「シロっ! 今日はケーキ買ってきてやるからな!」

 朝、部屋を出る直前、シロにそう声をかけた。シロはピクッと反応して、こちらに顔を向ける。その表情がなんともいえず可愛らしい。

 今日は僕の誕生日だ。帰ってきたらシロと一緒にお祝いしよう。勝手に、そう決めていた。
 階段を降り、耳を澄ませながらリビングに向かう。何も物音が聞こえない事を確認して、静かに扉を開けた。

“ユウちゃんへ
今日、明日九州に出張です。
お金を置いておくので、夜ご飯はいつものところで出前を取りなさい。
学校と塾にはきちんと行くように。
ちゃんとユウちゃんが行ったか、いつものようにママの方から先生に確認の電話を入れます。”
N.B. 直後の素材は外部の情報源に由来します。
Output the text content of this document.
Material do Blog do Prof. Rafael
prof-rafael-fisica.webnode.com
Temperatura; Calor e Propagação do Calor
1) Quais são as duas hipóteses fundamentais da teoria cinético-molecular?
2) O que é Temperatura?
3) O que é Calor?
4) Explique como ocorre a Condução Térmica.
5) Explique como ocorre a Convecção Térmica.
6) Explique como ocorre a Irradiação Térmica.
 テーブルの上にこんなメモ書きがあり、そこに焼かれた食パンと一万円札が一枚置かれていた。
 うざったい。僕は顔をしかめて、その紙をビリビリに破りゴミ箱に投げ捨てた。

 お皿に載せられた食パンを手に取って部屋まで戻り、「シロ? 御飯、置いておくから」と声をかけ、入口にお盆を置き、部屋の鍵をきっちり閉めた。